🤖 AI Summary
To address insufficient cross-modal alignment between visual observations and textual instructions in language-guided robotic manipulation, this paper proposes an end-to-end framework based on joint vision-language representation learning. The method introduces two self-supervised pretraining objectives: (i) masked target image reconstruction—enabling implicit learning of vision–language–action mappings without action annotations; and (ii) conditional image generation—to enhance cross-modal alignment.

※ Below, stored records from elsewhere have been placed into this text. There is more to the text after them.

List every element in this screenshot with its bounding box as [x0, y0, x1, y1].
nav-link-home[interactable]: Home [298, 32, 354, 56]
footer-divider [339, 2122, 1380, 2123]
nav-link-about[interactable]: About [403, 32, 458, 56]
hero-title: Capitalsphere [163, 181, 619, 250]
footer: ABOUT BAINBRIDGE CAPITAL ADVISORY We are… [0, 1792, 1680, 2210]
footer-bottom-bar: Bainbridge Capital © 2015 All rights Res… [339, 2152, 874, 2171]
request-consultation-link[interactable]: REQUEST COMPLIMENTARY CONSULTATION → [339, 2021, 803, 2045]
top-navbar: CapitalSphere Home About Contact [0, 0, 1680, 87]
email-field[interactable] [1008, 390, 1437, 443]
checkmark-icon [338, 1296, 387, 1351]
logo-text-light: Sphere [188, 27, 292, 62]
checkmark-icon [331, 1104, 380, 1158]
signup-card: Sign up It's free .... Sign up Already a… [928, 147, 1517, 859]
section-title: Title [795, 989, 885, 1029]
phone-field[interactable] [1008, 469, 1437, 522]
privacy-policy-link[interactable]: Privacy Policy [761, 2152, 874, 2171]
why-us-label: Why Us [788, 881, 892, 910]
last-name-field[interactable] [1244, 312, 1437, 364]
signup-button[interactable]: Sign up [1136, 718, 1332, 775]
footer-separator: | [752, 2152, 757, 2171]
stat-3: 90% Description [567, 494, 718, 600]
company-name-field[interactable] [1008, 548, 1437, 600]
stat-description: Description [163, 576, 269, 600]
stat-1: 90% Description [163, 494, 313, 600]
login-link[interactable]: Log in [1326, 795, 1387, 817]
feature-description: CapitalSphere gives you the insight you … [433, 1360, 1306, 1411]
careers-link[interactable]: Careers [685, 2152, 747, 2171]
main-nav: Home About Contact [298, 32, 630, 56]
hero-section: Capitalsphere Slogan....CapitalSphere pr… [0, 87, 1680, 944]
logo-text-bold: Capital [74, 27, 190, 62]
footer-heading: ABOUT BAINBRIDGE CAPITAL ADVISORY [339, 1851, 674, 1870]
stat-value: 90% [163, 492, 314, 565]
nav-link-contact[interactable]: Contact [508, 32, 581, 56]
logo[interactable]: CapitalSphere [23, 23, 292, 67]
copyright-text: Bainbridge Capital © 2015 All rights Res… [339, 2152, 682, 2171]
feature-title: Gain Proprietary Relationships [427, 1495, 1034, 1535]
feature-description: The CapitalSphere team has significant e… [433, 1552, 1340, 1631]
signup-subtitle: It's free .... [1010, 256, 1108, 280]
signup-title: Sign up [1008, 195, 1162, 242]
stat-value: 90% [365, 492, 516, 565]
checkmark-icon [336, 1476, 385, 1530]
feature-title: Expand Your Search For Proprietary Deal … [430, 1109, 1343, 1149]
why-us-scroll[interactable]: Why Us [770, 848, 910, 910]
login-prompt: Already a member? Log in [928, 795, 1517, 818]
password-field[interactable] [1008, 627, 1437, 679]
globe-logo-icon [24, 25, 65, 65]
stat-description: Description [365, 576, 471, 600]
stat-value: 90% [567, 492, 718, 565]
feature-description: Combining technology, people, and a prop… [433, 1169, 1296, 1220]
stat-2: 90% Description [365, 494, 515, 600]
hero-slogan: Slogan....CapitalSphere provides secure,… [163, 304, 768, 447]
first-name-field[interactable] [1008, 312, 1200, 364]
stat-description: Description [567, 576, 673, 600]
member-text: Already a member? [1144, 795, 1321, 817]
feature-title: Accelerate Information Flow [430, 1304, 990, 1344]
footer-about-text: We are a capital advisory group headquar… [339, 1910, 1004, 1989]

Trained on the newly introduced Omni-Object Pick-and-Place dataset, the framework is evaluated across five simulation and real-robot benchmarks. Results demonstrate that it achieves superior performance with only a few demonstrations for fine-tuning, significantly outperforming existing two-stage approaches and mainstream end-to-end baselines in task accuracy, generalization to unseen objects/contexts, and sample efficiency.
📝 Abstract
Visual-textual understanding is essential for language-guided robot manipulation. Recent works leverage pre-trained vision-language models to measure the similarity between encoded visual observations and textual instructions, and then train a model to map this similarity to robot actions. However, this two-step approach limits the model to capture the relationship between visual observations and textual instructions, leading to reduced precision in manipulation tasks. We propose to learn visual-textual associations through a self-supervised pretext task: reconstructing a masked goal image conditioned on an input image and textual instructions. This formulation allows the model to learn visual-action representations without robot action supervision. The learned representations can then be fine-tuned for manipulation tasks with only a few demonstrations. We also introduce the extit{Omni-Object Pick-and-Place} dataset, which consists of annotated robot tabletop manipulation episodes, including 180 object classes and 3,200 instances with corresponding textual instructions. This dataset enables the model to acquire diverse object priors and allows for a more comprehensive evaluation of its generalisation capability across object instances. Experimental results on the five benchmarks, including both simulated and real-robot validations, demonstrate that our method outperforms prior art.